Note this change on top of other speed ups gives about +10% for fstat/second rate which I think makes it worth it given how often fstat is executed.

Thoughts?

This is equivalent, by the size of ABI breakage and required work to keep up with it, to ino64. In other words, you impose huge troubles on all FreeBSD users to save copying several bytes. Also you need to patch bootstraps for all languages, like ghc/rust. In other words, this is no-go proposal.

Regardless of that, I think that the test is broken, if you take on it from the pedantic point of view, even if spares are excluded. If there is any padding, its content is also undefined.

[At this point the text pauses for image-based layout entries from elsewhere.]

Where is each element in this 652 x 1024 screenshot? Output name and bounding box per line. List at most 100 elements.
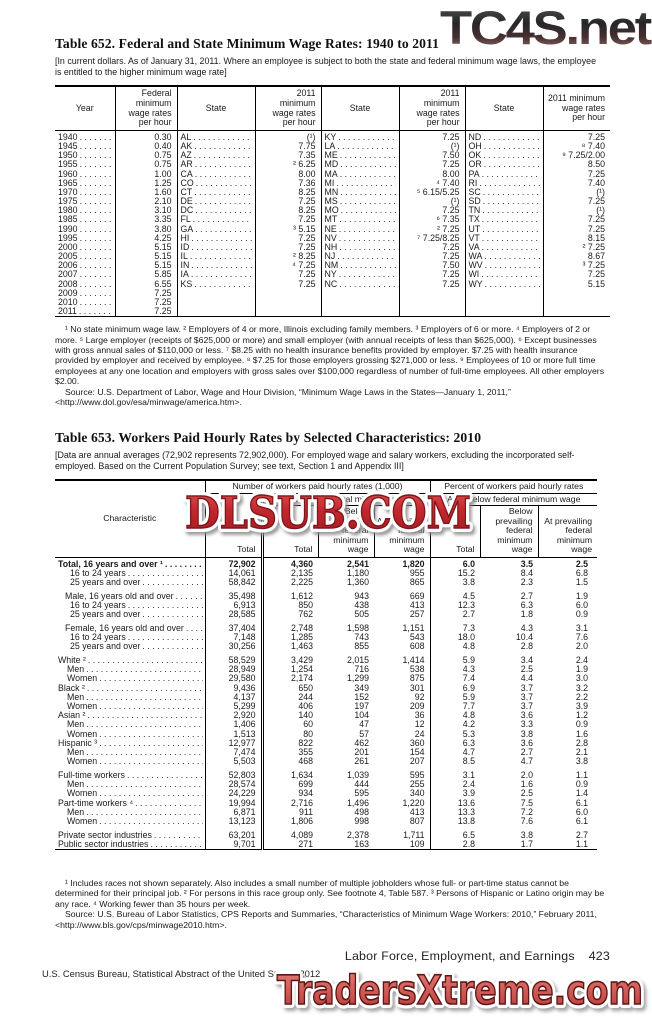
year-cell: 1940 — [55, 131, 115, 143]
col-header-2011-rate: 2011 minimum wage rates per hour — [542, 86, 610, 132]
year-cell: 2009 — [55, 289, 115, 298]
value-cell: 271 — [298, 839, 313, 849]
state-rate-cell: 7.25 — [398, 160, 465, 170]
value-cell: 3.3 — [520, 720, 534, 730]
federal-rate-cell: 1.60 — [114, 187, 177, 198]
federal-rate-cell: 3.35 — [114, 215, 177, 225]
value-cell: 18.0 — [457, 633, 476, 643]
value-cell: 3.1 — [462, 769, 476, 780]
value-cell: 255 — [374, 780, 431, 790]
value-cell: 650 — [298, 683, 313, 693]
state-rate-cell: ⁹ 7.25/2.00 — [542, 151, 610, 161]
value-cell: 63,201 — [205, 826, 264, 840]
value-cell: 911 — [298, 807, 313, 817]
state-rate-cell: 8.00 — [254, 169, 321, 179]
characteristic-cell: Asian ² — [55, 711, 206, 721]
value-cell: 1.1 — [575, 839, 589, 849]
value-cell: 2.0 — [575, 642, 589, 652]
value-cell: 301 — [374, 683, 431, 693]
table653-row: Women29,580 2,174 1,299 875 7.4 4.4 3.0 — [55, 674, 597, 684]
state-cell-empty — [464, 306, 543, 317]
state-cell: OH — [464, 142, 543, 152]
value-cell: 743 — [354, 633, 369, 643]
value-cell: 2.3 — [520, 578, 534, 588]
state-cell: NJ — [320, 252, 399, 262]
value-cell: 2.1 — [575, 748, 589, 758]
state-cell: HI — [176, 233, 255, 243]
federal-rate-cell: 5.15 — [114, 261, 177, 271]
federal-rate-cell: 0.75 — [114, 151, 177, 161]
state-cell: SD — [464, 197, 543, 207]
value-cell: 1.8 — [520, 610, 534, 620]
state-rate-cell: ³ 5.15 — [254, 224, 321, 234]
state-cell: NY — [320, 270, 399, 280]
group-header-percent: Percent of workers paid hourly rates — [430, 480, 598, 494]
value-cell: 6.3 — [520, 601, 534, 610]
value-cell: 807 — [374, 816, 431, 827]
state-rate-cell: ² 8.25 — [254, 252, 321, 262]
value-cell: 538 — [374, 665, 431, 675]
value-cell: 12 — [374, 720, 431, 730]
characteristic-cell: Women — [55, 757, 206, 767]
value-cell: 5.3 — [462, 729, 476, 739]
value-cell: 13,123 — [205, 816, 264, 827]
value-cell: 163 — [354, 839, 369, 849]
state-rate-cell: 7.25 — [542, 169, 610, 179]
value-cell: 9,701 — [205, 839, 264, 850]
value-cell: 444 — [354, 780, 369, 790]
table653: Characteristic Number of workers paid ho… — [55, 479, 598, 851]
state-cell: CT — [176, 187, 255, 198]
state-cell: VA — [464, 242, 543, 253]
value-cell: 57 — [359, 729, 369, 739]
state-rate-cell-empty — [398, 288, 465, 298]
table653-row: White ²58,529 3,429 2,015 1,414 5.9 3.4 2.4 — [55, 651, 597, 666]
table652-section: Table 652. Federal and State Minimum Wag… — [55, 36, 612, 407]
state-cell: ND — [464, 130, 543, 143]
state-cell: WY — [464, 279, 543, 289]
characteristic-cell: Women — [55, 674, 206, 684]
value-cell: 3.1 — [575, 622, 589, 633]
value-cell: 6.9 — [462, 683, 476, 693]
state-cell: OK — [464, 151, 543, 161]
value-cell: 438 — [354, 601, 369, 610]
value-cell: 2.2 — [575, 692, 589, 702]
table653-row: Private sector industries63,201 4,089 2,37… — [55, 826, 597, 840]
federal-rate-cell: 0.30 — [114, 130, 177, 143]
state-rate-cell: (¹) — [542, 187, 610, 198]
table652-row: 19550.75AR² 6.25MD7.25OR8.50 — [55, 160, 610, 170]
table653-row: Women5,299 406 197 209 7.7 3.7 3.9 — [55, 702, 597, 712]
state-rate-cell: 7.25 — [254, 197, 321, 207]
value-cell: 7.4 — [462, 674, 476, 684]
col-header-below-prevailing: Below prevailing federal minimum wage — [317, 505, 374, 558]
value-cell: 1,220 — [374, 798, 431, 808]
state-rate-cell-empty — [254, 306, 321, 317]
year-cell: 2000 — [55, 243, 115, 252]
col-header-2011-rate: 2011 minimum wage rates per hour — [398, 86, 465, 132]
state-cell: AK — [176, 142, 255, 152]
state-cell: AR — [176, 160, 255, 170]
running-head-title: Labor Force, Employment, and Earnings — [344, 949, 575, 963]
value-cell: 201 — [354, 748, 369, 758]
state-rate-cell: 7.25 — [398, 279, 465, 289]
value-cell: 3.7 — [520, 692, 534, 702]
year-cell: 2011 — [55, 307, 115, 317]
value-cell: 1.9 — [575, 590, 589, 601]
watermark-tradersxtreme-com: TradersXtreme.com TradersXtreme.com — [273, 964, 647, 1018]
federal-rate-cell: 0.40 — [114, 142, 177, 152]
year-cell: 1960 — [55, 170, 115, 179]
state-cell: TX — [464, 215, 543, 225]
value-cell: 6.3 — [462, 738, 476, 748]
state-cell-empty — [464, 297, 543, 307]
state-cell: FL — [176, 215, 255, 225]
table653-row: Women24,229 934 595 340 3.9 2.5 1.4 — [55, 789, 597, 799]
col-header-state: State — [176, 86, 255, 132]
characteristic-cell: Men — [55, 748, 206, 758]
federal-rate-cell: 7.25 — [114, 288, 177, 298]
federal-rate-cell: 5.15 — [114, 242, 177, 253]
state-rate-cell: 8.15 — [542, 233, 610, 243]
characteristic-cell: Women — [55, 789, 206, 799]
value-cell: 12.3 — [457, 601, 476, 610]
value-cell: 1,598 — [346, 622, 369, 633]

Let me restate my position: it is fine not to bzero in kernel, and then to not copyout the trailing spares for struct stat. I am against kernel_stat, and very strongly against changing struct stat.

Ok, I'll write a patch which keeps the struct intact and only takes care of the non-spares area and then ask for a ports exp-run just in case.

I'll go farther: changing the size of struct stat is impossible. Logistically, it's a non starter due to how many tendrils this has...

I decided to drop this altogether as the statbuf comparison fails and is probably performed by real-world obscure code.